Merry Christmas! Happy New Year!
All fall, and into the winter, I have been running a Zoom bible study for young adults and during the season of Advent we've been reading stories of the Nativity from all of the different Gospels. The "in the beginning was the Word," the "shepherds watching over their flock by night" and "In those days a decree went out from Emperor Augustus that all the world should be registered," and "Greetings favored one, the Lord is with you" and the gold, and frankincense and myrrh.
The week before Christmas, we read the passage from the second chapter of the Gospel of Luke, and watched the scene from a Charlie Brown Christmas, Linus' recitation of that same passage. The scene begins like this:
others: "You're hopeless Charlie Brown, completely hopeless."
CB: "R A T S"
others: "You've been dumb before Charlie Brown but this time you really did it"
others: "What a trEE"
CB: "Everything I do turns into a disaster, I guess I don't really know what Christmas is all about -- isn't there anyone who knows what Christmas is all about!!!"
In even the best of years, there can be a letdown after the actual day of Christmas -- like the anticipation is better than the thing itself, and the slow slide from holiday festivities into the January doldrums. The presents are open, the family and friends disperse, the decorations come down and it's back to real life -- back to NORMAL life. In the best of years, there can be a letdown; this has not exactly been the best of years. For many people, this whole Christmas season has been overshadowed by anxiety about COVID and the omicron variant, difficult decisions about traveling and testing and quarantining and gathering. For many, grief at what or who has been lost in the last two years has been guest at the holiday table. For others, this brief holiday respite has been a momentary hedge about the challenges await us back at work and at school in January.
In a year like this, it has been easy to recognize how much our sense of Christmas spirit -- how much the meaning of Christmas -- is buoyed by festivities and in their absence to second guess what Christmas is all about. So when Charlie Brown cried out "Isn't there anyone who knows what Christmas is all about!!!!", I heard it with fresh ears this year, and I will invite you to hear it with fresh ears too.
"Isn't there anyone who knows what Christmas is all about!!!"
What is the meaning of Christmas?
Why is it good tidings of great joy that unto us a Savior was born?
Why is it good news that God was born among us as a little vulnerable baby?
I enjoy the Christmas playlists, the peppermint flavored everything, the tree and the lights and the presents, the big get togethers as much as anyone, but with or without those things, the Good News of Christmas might be that this is a world worth being born into, that we are a people worth being among, even for God. With or without the festivities, without or without the get togethers, with or without the pandemic or political divisions or hurting or harm or longing, this is a world worth being born into and Christmas is our reminder to give it another chance, because God gives this world another chance. We might imagine that God knew what kind of a broken, hurting world this was -- a fact we are well aware of these days -- and God chose to enter is a newborn, vulnerable, dependent, and with fresh eyes and a fresh heart.

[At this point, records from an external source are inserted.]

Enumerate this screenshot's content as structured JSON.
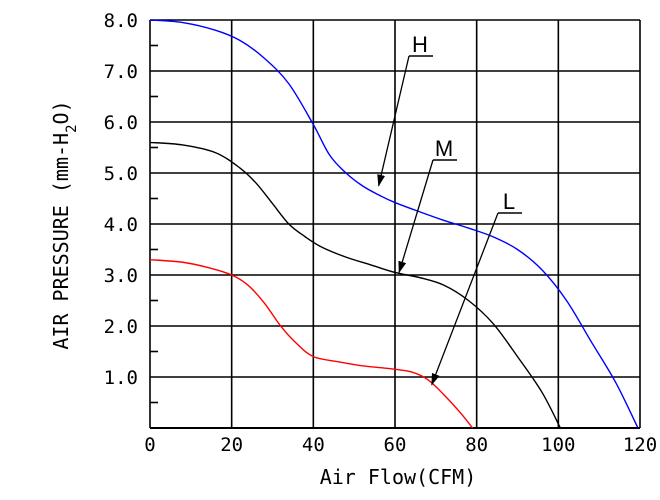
{
  "chart_data": {
    "type": "line",
    "title": "",
    "xlabel": "Air Flow(CFM)",
    "ylabel_prefix": "AIR PRESSURE (mm-H",
    "ylabel_sub": "2",
    "ylabel_suffix": "O)",
    "xlim": [
      0,
      120
    ],
    "ylim": [
      0,
      8
    ],
    "x_ticks": [
      "0",
      "20",
      "40",
      "60",
      "80",
      "100",
      "120"
    ],
    "y_ticks": [
      "1.0",
      "2.0",
      "3.0",
      "4.0",
      "5.0",
      "6.0",
      "7.0",
      "8.0"
    ],
    "grid": true,
    "series": [
      {
        "name": "H",
        "color": "#0000ff",
        "x": [
          0,
          8,
          16,
          22,
          28,
          34,
          40,
          44,
          48,
          52,
          56,
          60,
          66,
          72,
          78,
          84,
          90,
          96,
          102,
          108,
          114,
          119.5
        ],
        "y": [
          8.0,
          7.95,
          7.8,
          7.6,
          7.25,
          6.75,
          5.95,
          5.35,
          5.0,
          4.75,
          4.57,
          4.42,
          4.24,
          4.07,
          3.92,
          3.75,
          3.5,
          3.1,
          2.5,
          1.7,
          0.9,
          0.0
        ]
      },
      {
        "name": "M",
        "color": "#000000",
        "x": [
          0,
          8,
          16,
          22,
          26,
          30,
          34,
          38,
          42,
          48,
          54,
          60,
          66,
          72,
          78,
          84,
          90,
          96,
          100.5
        ],
        "y": [
          5.6,
          5.55,
          5.4,
          5.1,
          4.8,
          4.4,
          4.0,
          3.75,
          3.55,
          3.35,
          3.2,
          3.05,
          2.95,
          2.8,
          2.5,
          2.05,
          1.4,
          0.7,
          0.0
        ]
      },
      {
        "name": "L",
        "color": "#ff0000",
        "x": [
          0,
          8,
          14,
          20,
          24,
          28,
          32,
          36,
          40,
          46,
          52,
          58,
          64,
          68,
          72,
          76,
          79
        ],
        "y": [
          3.3,
          3.25,
          3.15,
          3.0,
          2.8,
          2.45,
          2.0,
          1.65,
          1.4,
          1.3,
          1.22,
          1.17,
          1.1,
          0.95,
          0.65,
          0.3,
          0.0
        ]
      }
    ],
    "annotations": [
      {
        "text": "H",
        "target_x": 56,
        "target_y": 4.75
      },
      {
        "text": "M",
        "target_x": 61,
        "target_y": 3.05
      },
      {
        "text": "L",
        "target_x": 69,
        "target_y": 0.85
      }
    ]
  }
}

Our encouragement and our hope is to choose this world again too, and to know that choosing this world in the way that God chose it would be to approach like Jesus did -- vulnerable, dependent, and with fresh eyes and a fresh heart -- and to know that it is always worth it to choose this world again.
Whether or not you've had to make due with a raggedy little Charlie Brown tree, or at whatever point the decorations come down and the people go home, even the day after or the week or month after Christmas, this is the Good News of the Incarnation of Jesus Christmas -- this is a world worth loving. And you're just going to have to take Linus's word for it.